There were other ways to spend my time. There was the worrying, as I mentioned. There were the impulsive new projects that appeared in my mind – the game I was going to build for family and friends, the crime novel about London’s only carillon bell tower that suddenly needed to be written. There were the quizzes and the Zoom drinks and Normal People on the BBC iPlayer. I had more time at home, sure, but somehow I wasn’t able to spend it doing the thing I apparently loved so much.

Because that’s the thing – I do love reading, right? It’s strange how often reading is the first thing to be jettisoned in times of stress or anxiety, even when it’s a pastime that provides such pleasure. I enjoy reading – that’s why I do it, and certainly it’s why I write this column. It rarely feels like a chore. If I’m not gripped by a book, I usually stop reading it in favour of something else. And yet in recent months my attention span has been so fractured that it’s sometimes impossible to really lose myself in a book. Now, the appeal of the binge-watch, the phone game or even just doing nothing is hard to beat. Detangling my cat’s fur becomes the ideal project on slow days, each unravelled knot giving me a joyful sense of satisfaction. Even staring quietly out the window has brought me pleasure during this strange year.

But I don’t think blame can only be placed on my broken attention span. Many of us have a tendency to infuse reading with a moral value that it doesn’t necessarily need. Reading is often talked about as a good or worthy pursuit, a way to spend your time and energy that is inherently better than Netflix or video games. So to turn away from reading, in these times, is a way of giving in to what we consider our lower impulses and desires. Reading is salad to binge-watching’s McDonald’s, and right now, everyone wants to treat themselves. But this way of thinking is a trap. There’s nothing inherently worthy about reading – if I learned anything during lockdown, it’s that if something can offer real diversion, real absorption when you’re in need of it, it’s got a value of its own. That might be a good novel, or it might be Sudoku on my phone. One of these things is not necessarily better or more worthy than the other.

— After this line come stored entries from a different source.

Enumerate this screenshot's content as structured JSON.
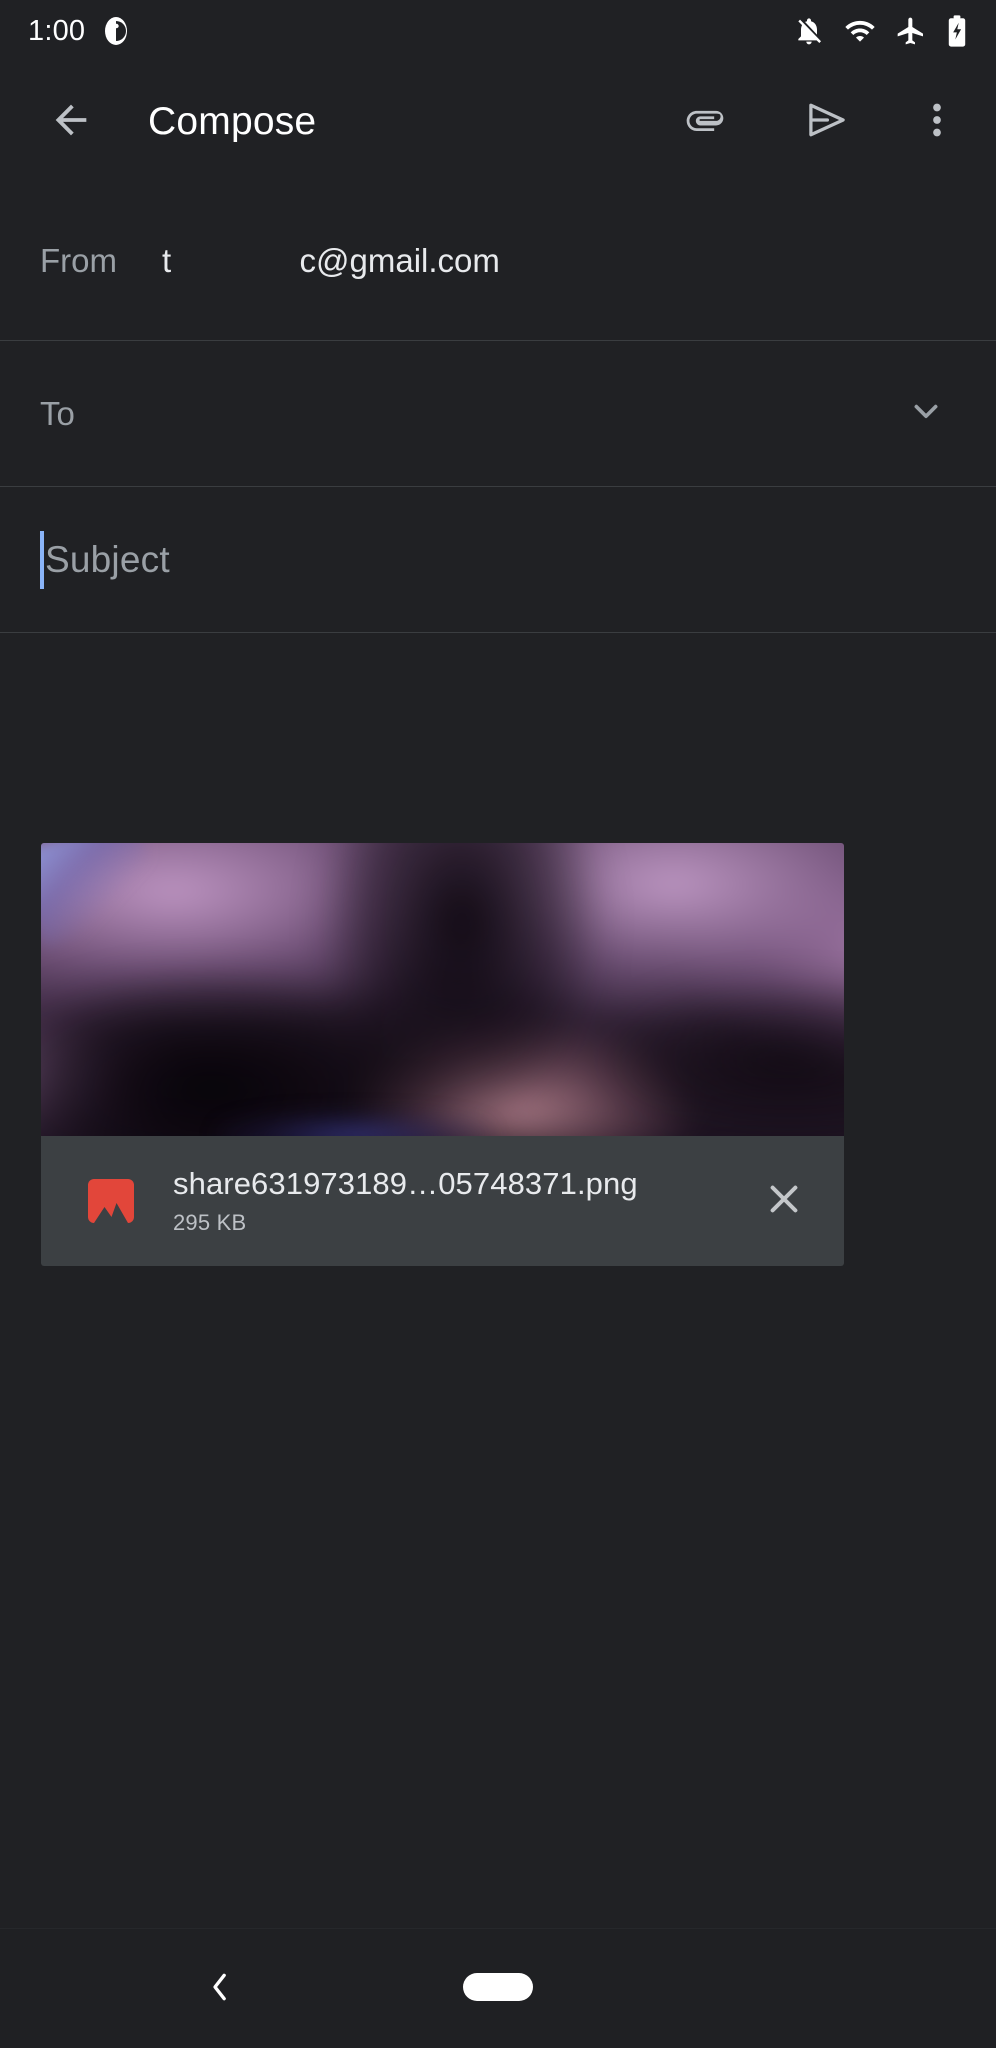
{
  "status_bar": {
    "time": "1:00",
    "left_icons": [
      {
        "name": "clock-app-icon"
      }
    ],
    "right_icons": [
      {
        "name": "notifications-off-icon"
      },
      {
        "name": "wifi-icon"
      },
      {
        "name": "airplane-mode-icon"
      },
      {
        "name": "battery-charging-icon"
      }
    ]
  },
  "app_bar": {
    "back_label": "Back",
    "title": "Compose",
    "attach_label": "Attach file",
    "send_label": "Send",
    "more_label": "More options"
  },
  "fields": {
    "from": {
      "label": "From",
      "value": "t              c@gmail.com"
    },
    "to": {
      "placeholder": "To",
      "value": "",
      "expand_label": "Show Cc/Bcc"
    },
    "subject": {
      "placeholder": "Subject",
      "value": ""
    }
  },
  "attachment": {
    "file_name": "share631973189…05748371.png",
    "file_size": "295 KB",
    "file_type": "png",
    "remove_label": "Remove attachment"
  },
  "nav_bar": {
    "back_label": "Back",
    "home_label": "Home"
  },
  "colors": {
    "background": "#202124",
    "surface": "#3c4043",
    "divider": "#3a3d40",
    "text_primary": "#e8eaed",
    "text_secondary": "#9aa0a6",
    "icon": "#bdc1c6",
    "caret": "#8ab4f8",
    "file_icon": "#e2463a"
  }
}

But beneath all of this, I’m aware that reading is something I enjoy, and that won’t change permanently because of my current circumstances. Lately I’ve found a way to read for pleasure again. It’s simple, really – I do it on my own terms, and I look for things that feel pleasurable to read. I’ve paused taking recommendations from others. Instead I’m pursuing books that grab me at the outset, appealing to something ineffable inside me, something I don’t have to explain or account for.

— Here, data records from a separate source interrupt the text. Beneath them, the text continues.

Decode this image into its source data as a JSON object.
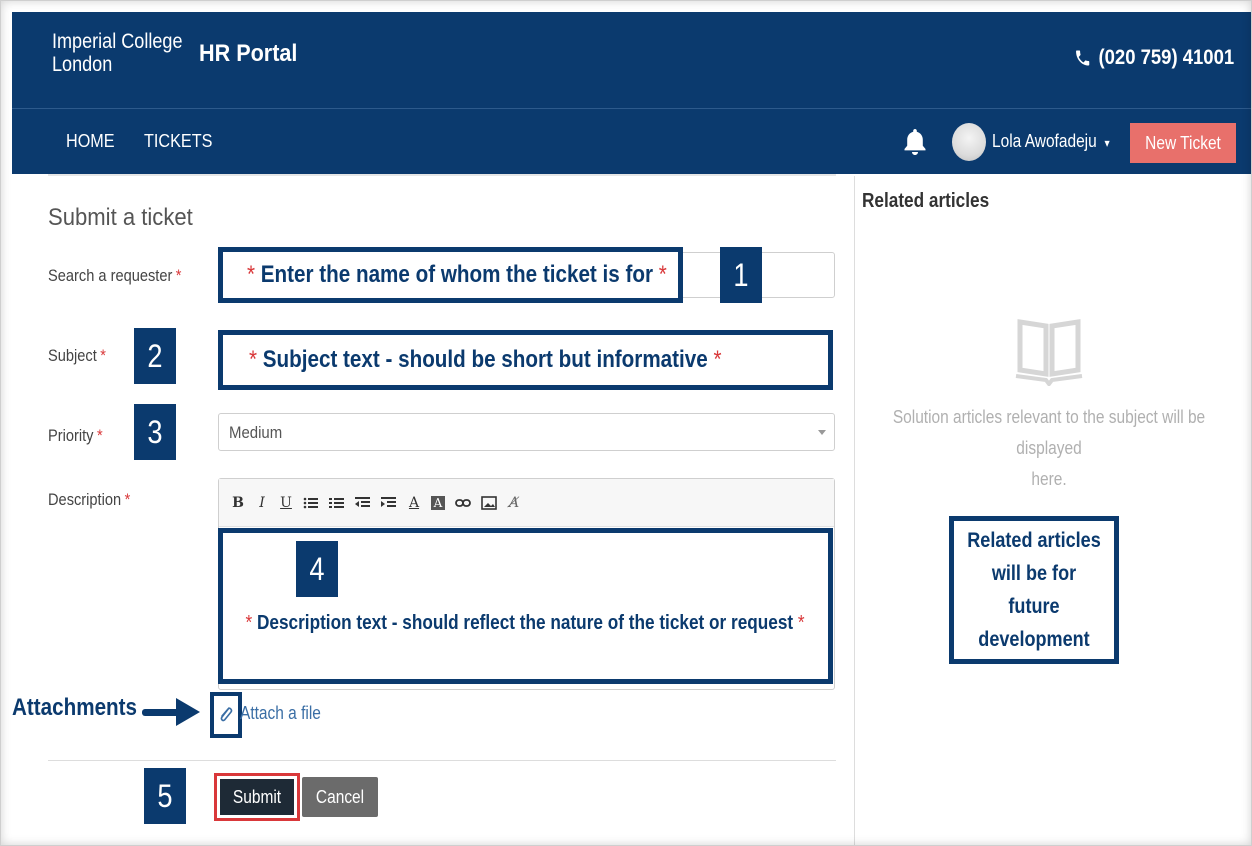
{
  "header": {
    "logo_line1": "Imperial College",
    "logo_line2": "London",
    "portal_title": "HR Portal",
    "phone": "(020 759) 41001"
  },
  "nav": {
    "home": "HOME",
    "tickets": "TICKETS",
    "user_name": "Lola Awofadeju",
    "new_ticket": "New Ticket"
  },
  "form": {
    "title": "Submit a ticket",
    "requester_label": "Search a requester",
    "subject_label": "Subject",
    "priority_label": "Priority",
    "description_label": "Description",
    "required_mark": "*",
    "priority_value": "Medium",
    "attach_link": "Attach a file",
    "submit": "Submit",
    "cancel": "Cancel"
  },
  "annotations": {
    "step1": "1",
    "step2": "2",
    "step3": "3",
    "step4": "4",
    "step5": "5",
    "requester_hint": "Enter the name of whom the ticket is for",
    "subject_hint": "Subject text -  should be short but informative",
    "description_hint": "Description text -  should reflect the nature of the ticket or request",
    "attachments": "Attachments",
    "future_line1": "Related articles",
    "future_line2": "will be for future",
    "future_line3": "development"
  },
  "sidebar": {
    "title": "Related articles",
    "empty_line1": "Solution articles relevant to the subject will be displayed",
    "empty_line2": "here."
  },
  "editor_toolbar": [
    "B",
    "I",
    "U",
    "bullet-list",
    "numbered-list",
    "outdent",
    "indent",
    "A",
    "A-bg",
    "link",
    "image",
    "clear-format"
  ],
  "colors": {
    "brand_navy": "#0b3a6e",
    "accent_red": "#d9383a",
    "new_ticket_bg": "#e8706b",
    "submit_bg": "#1e2a36",
    "cancel_bg": "#6b6b6b"
  }
}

One recent book that snapped me out of my funk was Perfect Tunes by Emily Gould, a heartfelt story of motherhood and the road not taken which I adored and totally lost myself in for a few days. Similarly I tore through The Margot Affair by Sanaë Lemoine earlier this summer, which is a compelling account of deceit, love and paternity in Paris.

Currently I’m also savouring The Overstory by Richard Powers, a book I genuinely can’t describe beyond, “it’s about people and it’s about trees”. A vivid world opens up over 500 pages, rendered in beautiful language, and it has made me look at the world around me in a new light.

If you’re still wary of committing to something book-length, I can recommend dipping into some essays. Vivian Gornick’s brilliant Approaching Eye Level is reissued this month and every essay contains raw, visceral insight, on subjects like living alone and life in the city. Brian Dillon’s forthcoming Suppose a Sentence is a collection of short essays on single sentences from the history of literature. Dillon’s startling and incisive intelligence had me underlining paragraphs and scrawling excitable exclamation marks in every chapter.